В Орроу, город ставший судьбоносным для мальчика, а затем и мужа, в которого превратился за эти двадцать лет Уголь, отряд прибыл уже глухой ночью. Естественно аррексиона сразу же узнали и тут же выдели ему и его эскорту лучшие апартаменты прямо в замке градоправителя.

Койка предназначавшаяся Углю оказалась застелена настолько мягкой и душистой свежей периной, что он моментально провалился в тяжелый сон без сновидений. Наутро же их огорошили неожиданными известиями. Оказывается Этий Красс уже три дня как выступил на юг, не став дожидаться принца. И его можно было понять.
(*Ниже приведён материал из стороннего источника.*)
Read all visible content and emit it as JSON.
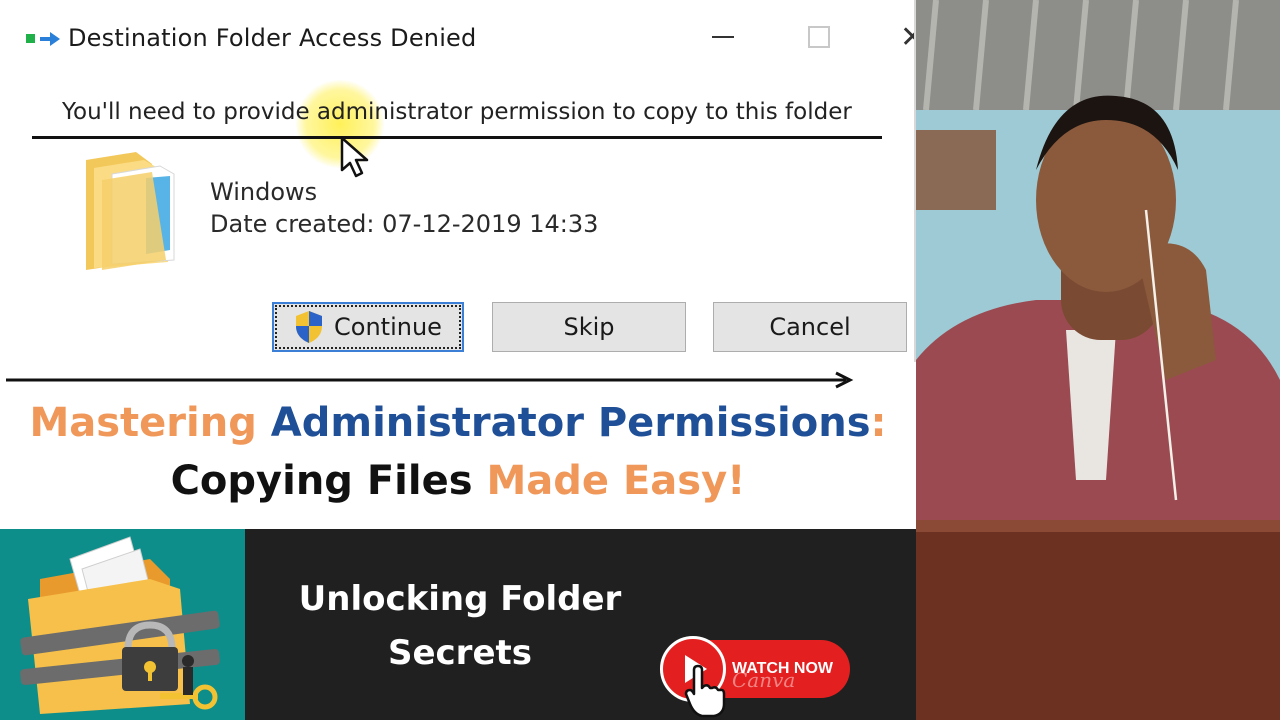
{
  "dialog": {
    "title": "Destination Folder Access Denied",
    "message": "You'll need to provide administrator permission to copy to this folder",
    "item_name": "Windows",
    "item_date": "Date created: 07-12-2019 14:33",
    "buttons": {
      "continue": "Continue",
      "skip": "Skip",
      "cancel": "Cancel"
    }
  },
  "headline": {
    "line1_part1": "Mastering",
    "line1_part2": "Administrator Permissions",
    "line1_part3": ":",
    "line2_part1": "Copying Files",
    "line2_part2": "Made Easy!"
  },
  "banner": {
    "subtitle_line1": "Unlocking Folder",
    "subtitle_line2": "Secrets",
    "watch_label": "WATCH NOW",
    "watch_brand": "Canva"
  },
  "colors": {
    "orange": "#f0975a",
    "blue": "#1f4f97",
    "teal": "#0e8e8a",
    "dark": "#202020",
    "red": "#e3201f"
  },
  "icons": [
    "app-icon",
    "folder-icon",
    "shield-icon",
    "cursor-icon",
    "locked-folder-icon",
    "play-icon",
    "hand-pointer-icon"
  ]
}
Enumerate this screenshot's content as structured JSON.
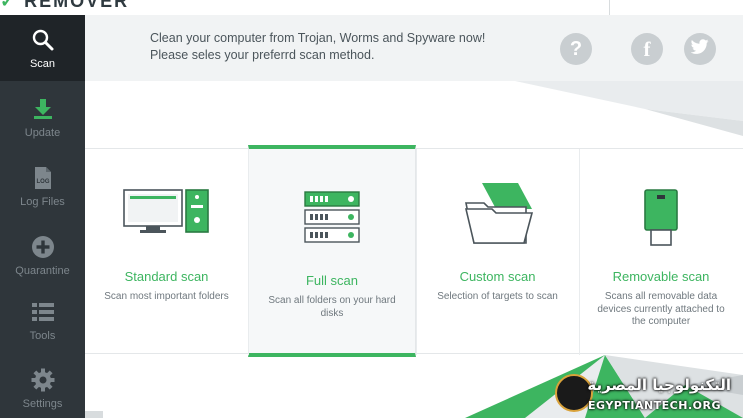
{
  "app": {
    "brand_text": "REMOVER",
    "accent_color": "#3db560",
    "sidebar_color": "#2f363b"
  },
  "sidebar": {
    "items": [
      {
        "label": "Scan",
        "icon": "search-icon",
        "active": true
      },
      {
        "label": "Update",
        "icon": "download-icon",
        "active": false
      },
      {
        "label": "Log Files",
        "icon": "log-file-icon",
        "active": false
      },
      {
        "label": "Quarantine",
        "icon": "plus-circle-icon",
        "active": false
      },
      {
        "label": "Tools",
        "icon": "tools-list-icon",
        "active": false
      },
      {
        "label": "Settings",
        "icon": "gear-icon",
        "active": false
      }
    ]
  },
  "header": {
    "line1": "Clean your computer from Trojan, Worms and Spyware now!",
    "line2": "Please seles your preferrd scan method.",
    "help_label": "?",
    "facebook_label": "f",
    "twitter_icon": "twitter-icon"
  },
  "scan_options": [
    {
      "title": "Standard scan",
      "desc": "Scan most important folders",
      "icon": "desktop-computer-icon",
      "selected": false
    },
    {
      "title": "Full scan",
      "desc": "Scan all folders on your hard disks",
      "icon": "server-drives-icon",
      "selected": true
    },
    {
      "title": "Custom scan",
      "desc": "Selection of targets to scan",
      "icon": "open-folder-icon",
      "selected": false
    },
    {
      "title": "Removable scan",
      "desc": "Scans all removable data devices currently attached to the computer",
      "icon": "usb-drive-icon",
      "selected": false
    }
  ],
  "watermark": {
    "arabic_text": "التكنولوجيا المصرية",
    "site_text": "EGYPTIANTECH.ORG",
    "seal_icon": "egyptiantech-seal-icon"
  }
}
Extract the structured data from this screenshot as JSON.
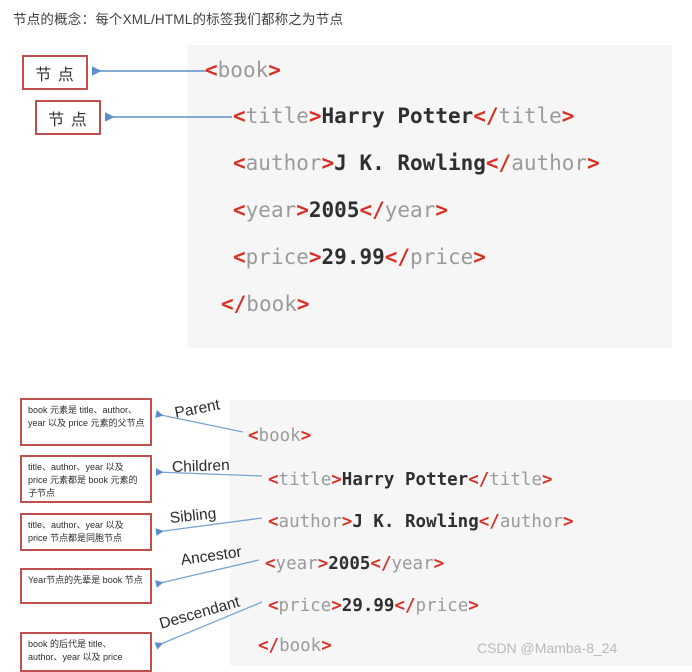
{
  "heading": "节点的概念：每个XML/HTML的标签我们都称之为节点",
  "colors": {
    "bracket_red": "#d93025",
    "tag_gray": "#9b9b9b",
    "text_dark": "#2f2f2f",
    "box_border_red": "#c0504d",
    "arrow_blue": "#5b8fc9",
    "panel_bg": "#f6f6f6",
    "watermark_gray": "#b9b9b9"
  },
  "code_top": {
    "lines": [
      {
        "indent": 0,
        "open_lt": "<",
        "open_tag": "book",
        "open_gt": ">",
        "text": "",
        "close": ""
      },
      {
        "indent": 1,
        "open_lt": "<",
        "open_tag": "title",
        "open_gt": ">",
        "text": "Harry Potter",
        "close_lt": "</",
        "close_tag": "title",
        "close_gt": ">"
      },
      {
        "indent": 1,
        "open_lt": "<",
        "open_tag": "author",
        "open_gt": ">",
        "text": "J K. Rowling",
        "close_lt": "</",
        "close_tag": "author",
        "close_gt": ">"
      },
      {
        "indent": 1,
        "open_lt": "<",
        "open_tag": "year",
        "open_gt": ">",
        "text": "2005",
        "close_lt": "</",
        "close_tag": "year",
        "close_gt": ">"
      },
      {
        "indent": 1,
        "open_lt": "<",
        "open_tag": "price",
        "open_gt": ">",
        "text": "29.99",
        "close_lt": "</",
        "close_tag": "price",
        "close_gt": ">"
      },
      {
        "indent": 0,
        "close_lt": "</",
        "close_tag": "book",
        "close_gt": ">"
      }
    ]
  },
  "code_bottom": {
    "lines": [
      {
        "open_lt": "<",
        "open_tag": "book",
        "open_gt": ">"
      },
      {
        "open_lt": "<",
        "open_tag": "title",
        "open_gt": ">",
        "text": "Harry Potter",
        "close_lt": "</",
        "close_tag": "title",
        "close_gt": ">"
      },
      {
        "open_lt": "<",
        "open_tag": "author",
        "open_gt": ">",
        "text": "J K. Rowling",
        "close_lt": "</",
        "close_tag": "author",
        "close_gt": ">"
      },
      {
        "open_lt": "<",
        "open_tag": "year",
        "open_gt": ">",
        "text": "2005",
        "close_lt": "</",
        "close_tag": "year",
        "close_gt": ">"
      },
      {
        "open_lt": "<",
        "open_tag": "price",
        "open_gt": ">",
        "text": "29.99",
        "close_lt": "</",
        "close_tag": "price",
        "close_gt": ">"
      },
      {
        "close_lt": "</",
        "close_tag": "book",
        "close_gt": ">"
      }
    ]
  },
  "node_boxes": [
    {
      "label": "节 点"
    },
    {
      "label": "节 点"
    }
  ],
  "relationship_labels": [
    {
      "key": "parent",
      "label": "Parent"
    },
    {
      "key": "children",
      "label": "Children"
    },
    {
      "key": "sibling",
      "label": "Sibling"
    },
    {
      "key": "ancestor",
      "label": "Ancestor"
    },
    {
      "key": "descendant",
      "label": "Descendant"
    }
  ],
  "description_boxes": [
    {
      "key": "parent",
      "text": "book 元素是 title、author、year 以及 price 元素的父节点"
    },
    {
      "key": "children",
      "text": "title、author、year 以及 price 元素都是 book 元素的子节点"
    },
    {
      "key": "sibling",
      "text": "title、author、year 以及 price 节点都是同胞节点"
    },
    {
      "key": "ancestor",
      "text": "Year节点的先辈是 book 节点"
    },
    {
      "key": "descendant",
      "text": "book 的后代是 title、author、year 以及 price"
    }
  ],
  "watermark": "CSDN @Mamba-8_24"
}
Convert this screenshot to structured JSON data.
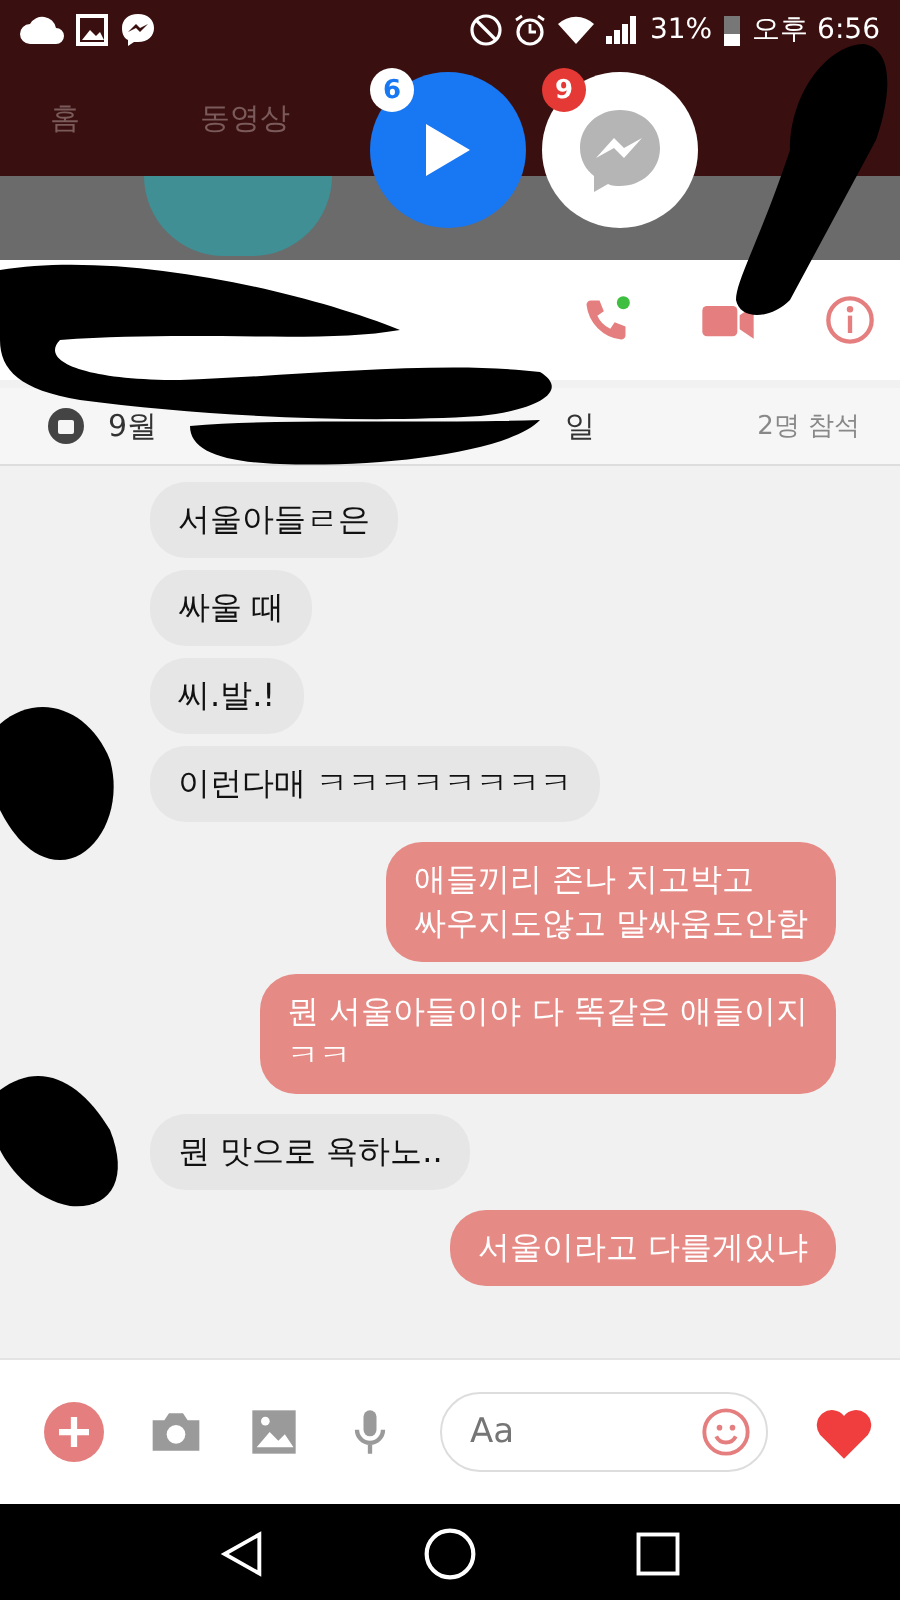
{
  "status_bar": {
    "battery": "31%",
    "time": "오후 6:56"
  },
  "background_tabs": [
    {
      "label": "홈"
    },
    {
      "label": "동영상"
    }
  ],
  "chat_heads": [
    {
      "kind": "video",
      "badge": "6"
    },
    {
      "kind": "messenger",
      "badge": "9"
    }
  ],
  "event_bar": {
    "date_start": "9월",
    "date_end": "일",
    "attendees": "2명 참석"
  },
  "messages": [
    {
      "kind": "received",
      "text": "서울아들ㄹ은"
    },
    {
      "kind": "received",
      "text": "싸울 때"
    },
    {
      "kind": "received",
      "text": "씨.발.!"
    },
    {
      "kind": "received",
      "text": "이런다매 ㅋㅋㅋㅋㅋㅋㅋㅋ"
    },
    {
      "kind": "sent",
      "text": "애들끼리 존나 치고박고\n싸우지도않고 말싸움도안함"
    },
    {
      "kind": "sent",
      "text": "뭔 서울아들이야 다 똑같은 애들이지\nㅋㅋ"
    },
    {
      "kind": "received",
      "text": "뭔 맛으로 욕하노.."
    },
    {
      "kind": "sent",
      "text": "서울이라고 다를게있냐"
    }
  ],
  "composer": {
    "placeholder": "Aa"
  }
}
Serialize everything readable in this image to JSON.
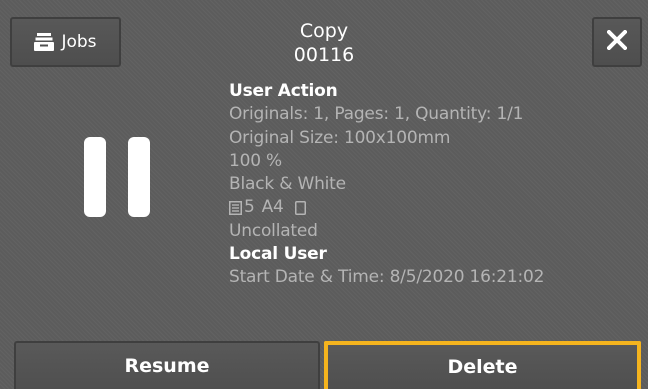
{
  "header": {
    "jobs_label": "Jobs",
    "jobs_icon": "tray-stack-icon",
    "title": "Copy",
    "job_number": "00116",
    "close_icon": "close-icon"
  },
  "status": {
    "state_icon": "pause-icon"
  },
  "details": {
    "user_action": "User Action",
    "originals_line": "Originals: 1, Pages: 1, Quantity: 1/1",
    "original_size": "Original Size: 100x100mm",
    "reduce_enlarge": "100 %",
    "color_mode": "Black & White",
    "paper_tray": "5",
    "paper_size": "A4",
    "collation": "Uncollated",
    "user": "Local User",
    "start_time": "Start Date & Time: 8/5/2020 16:21:02"
  },
  "footer": {
    "resume_label": "Resume",
    "delete_label": "Delete",
    "highlight_color": "#f5b41e"
  }
}
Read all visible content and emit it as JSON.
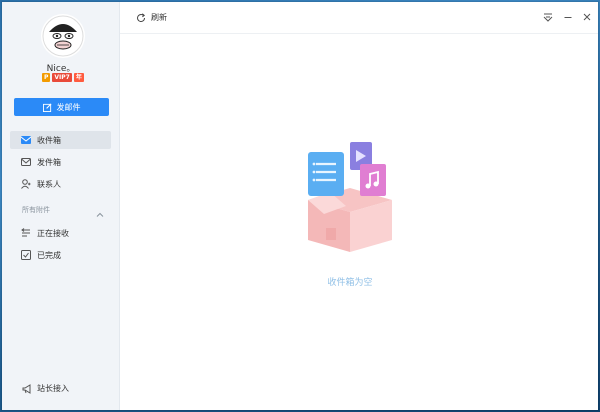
{
  "user": {
    "name": "Nice。",
    "badges": [
      "P",
      "VIP7",
      "年"
    ]
  },
  "sidebar": {
    "compose_label": "发邮件",
    "items": [
      {
        "label": "收件箱"
      },
      {
        "label": "发件箱"
      },
      {
        "label": "联系人"
      }
    ],
    "section_label": "所有附件",
    "attachment_items": [
      {
        "label": "正在接收"
      },
      {
        "label": "已完成"
      }
    ],
    "bottom_label": "站长接入"
  },
  "toolbar": {
    "refresh_label": "刷新"
  },
  "main": {
    "empty_text": "收件箱为空"
  },
  "colors": {
    "accent": "#2b8af7",
    "sidebar_bg": "#f1f4f8",
    "active_bg": "#dfe4ea"
  }
}
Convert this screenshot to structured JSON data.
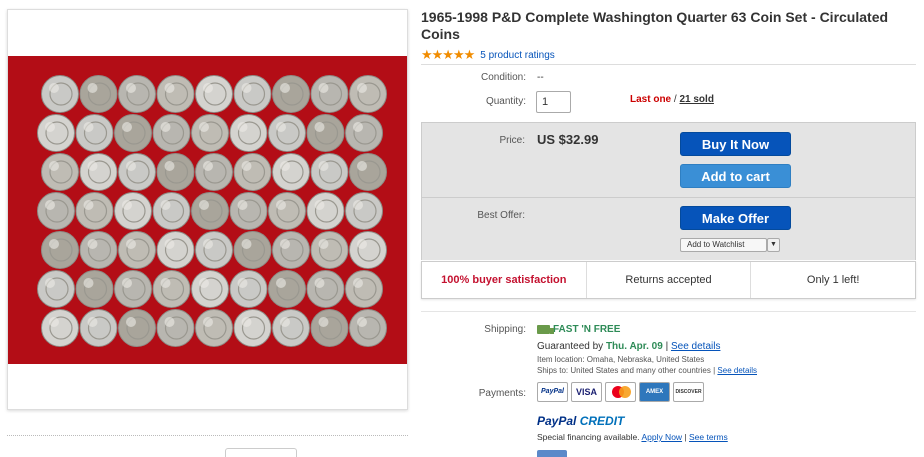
{
  "listing": {
    "title": "1965-1998 P&D Complete Washington Quarter 63 Coin Set - Circulated Coins",
    "stars": "★★★★★",
    "rating_text": "5 product ratings"
  },
  "details": {
    "condition_label": "Condition:",
    "condition_value": "--",
    "quantity_label": "Quantity:",
    "quantity_value": "1",
    "last_one": "Last one",
    "stock_sep": " / ",
    "sold": "21 sold"
  },
  "buy_box": {
    "price_label": "Price:",
    "price_value": "US $32.99",
    "buy_now": "Buy It Now",
    "add_to_cart": "Add to cart",
    "best_offer_label": "Best Offer:",
    "make_offer": "Make Offer",
    "watchlist": "Add to Watchlist",
    "watchlist_arrow": "▼"
  },
  "features": {
    "satisfaction": "100% buyer satisfaction",
    "returns": "Returns accepted",
    "remaining": "Only 1 left!"
  },
  "shipping": {
    "label": "Shipping:",
    "free": "FAST 'N FREE",
    "guaranteed_prefix": "Guaranteed by ",
    "guaranteed_date": "Thu. Apr. 09",
    "guaranteed_sep": " | ",
    "see_details": "See details",
    "item_location": "Item location:  Omaha, Nebraska, United States",
    "ships_to": "Ships to:  United States and many other countries",
    "ships_sep": " | ",
    "ships_details": "See details"
  },
  "payments": {
    "label": "Payments:",
    "methods": [
      "PayPal",
      "VISA",
      "MC",
      "AMEX",
      "DISCOVER"
    ],
    "paypal_credit_1": "PayPal",
    "paypal_credit_2": " CREDIT",
    "financing": "Special financing available.  ",
    "apply_now": "Apply Now",
    "fin_sep": "  |  ",
    "see_terms": "See terms"
  },
  "colors": {
    "accent": "#0654ba",
    "cart": "#3a8fd6",
    "stars": "#f18c00",
    "photo_bg": "#b30d16",
    "alert": "#c41230",
    "free_shipping": "#2e8b57"
  }
}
Император из-за осеннего времени года приказал ему не затягивать с кампанией чтобы успеть завершить все до зимних холодов, когда воевать даже для обученной армии Аррексии станет довольно накладно. Тем паче что сам принц Эльзикс не слишком-то торопился исполнять повеление своего родителя поспешить на юг, делая долгие стоянки в дороге намного чаще, чем это обычно было принято среди простых солдат во время похода.